Depending on the speed of your CPU, and on the propagation delay of your ALU (and incrementer/decrementer etc.), there are different approaches to this.
C74 deliberately is aiming for speed. IIRC it has 2:1 multiplexers at the inputs of the registers PC, S, ADH\ADL,
so the registers individually could be either written from the ALU output or from the incrementer\decrementer (which is fed by the CPU internal address bus),
at the falling edge of PHI2.
;---
In theory, the idea to use a 16 Bit ALU able to run at twice the speed of the external CPU bus and to use it for incrementing/decrementing registers
during PHI2=low and to do data calculations during PHI2=high sounds nice, but the timing of the CPU
external address bus has to be considered:
If the address changes too fast after the falling edge of PHI2, write cycles might be getting corrupted.
If the address changes too slow after the falling edge of PHI2, this gives the address decoding logic outside the CPU less time to do the job.
Back in 1994, Bradford J. Rodriguez introduced the
PISC1:
One could replace the box labelled REG FILE with
dual port RAM,
but the architecture would have to be modified a bit because for the 6502: data bus is 8 Bits and address bus is 16 Bits.
Unfortunately, the only manufacturer for that sort of dual port RAMs nowaday seems to be IDT, and it's hard to tell for how long these chips will stay in production.
;---
If your 8 Bit ALU would be really fast and your CPU external bus would be really slow, and you would be able to do 4 clock cycles inside the CPU for every bus cycle,
when pulling some tricks this would give a rather simple architecture like in my first TTL CPU (the mill would resemble something like a PIC16C54 microcontroller),
but back then I didn't know what I know now.

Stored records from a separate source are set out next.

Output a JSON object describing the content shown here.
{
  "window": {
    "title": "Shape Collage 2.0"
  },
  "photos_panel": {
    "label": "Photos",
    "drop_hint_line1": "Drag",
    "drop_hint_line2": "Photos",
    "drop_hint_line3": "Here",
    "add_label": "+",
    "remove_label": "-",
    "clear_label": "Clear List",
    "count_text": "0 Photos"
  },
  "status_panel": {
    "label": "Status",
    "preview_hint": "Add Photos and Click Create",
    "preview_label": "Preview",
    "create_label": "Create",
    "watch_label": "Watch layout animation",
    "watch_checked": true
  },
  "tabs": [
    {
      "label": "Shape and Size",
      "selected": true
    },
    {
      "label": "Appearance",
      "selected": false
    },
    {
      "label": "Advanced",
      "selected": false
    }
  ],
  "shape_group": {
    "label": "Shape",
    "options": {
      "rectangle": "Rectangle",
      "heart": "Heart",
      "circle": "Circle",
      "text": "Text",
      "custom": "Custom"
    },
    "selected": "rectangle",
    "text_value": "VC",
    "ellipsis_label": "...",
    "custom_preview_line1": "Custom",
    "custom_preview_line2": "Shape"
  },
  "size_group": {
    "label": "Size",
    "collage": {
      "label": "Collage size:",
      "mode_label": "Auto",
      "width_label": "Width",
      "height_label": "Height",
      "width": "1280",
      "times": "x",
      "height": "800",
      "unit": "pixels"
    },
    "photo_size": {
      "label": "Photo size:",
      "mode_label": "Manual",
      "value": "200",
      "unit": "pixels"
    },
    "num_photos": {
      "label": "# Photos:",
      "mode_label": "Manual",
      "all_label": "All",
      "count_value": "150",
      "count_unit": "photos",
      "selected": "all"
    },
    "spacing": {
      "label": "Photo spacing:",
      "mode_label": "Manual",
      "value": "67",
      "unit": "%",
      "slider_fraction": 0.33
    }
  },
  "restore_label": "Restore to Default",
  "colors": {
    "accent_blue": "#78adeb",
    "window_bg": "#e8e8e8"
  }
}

Also, for at least half of the time the ALU would be sitting idle, and the microcode would be getting somewhat bloated because the CPU core
has to run 4 times faster than the external bus (4 microcode cycles per 6502 machine cycle, that is).
;---
A different approach would be using
74ALS867\74ALS869 8 Bit synchronous up/down counters,
but they are very exotic, they are expensive, and it's hard to tell for how long these chips will stay in production.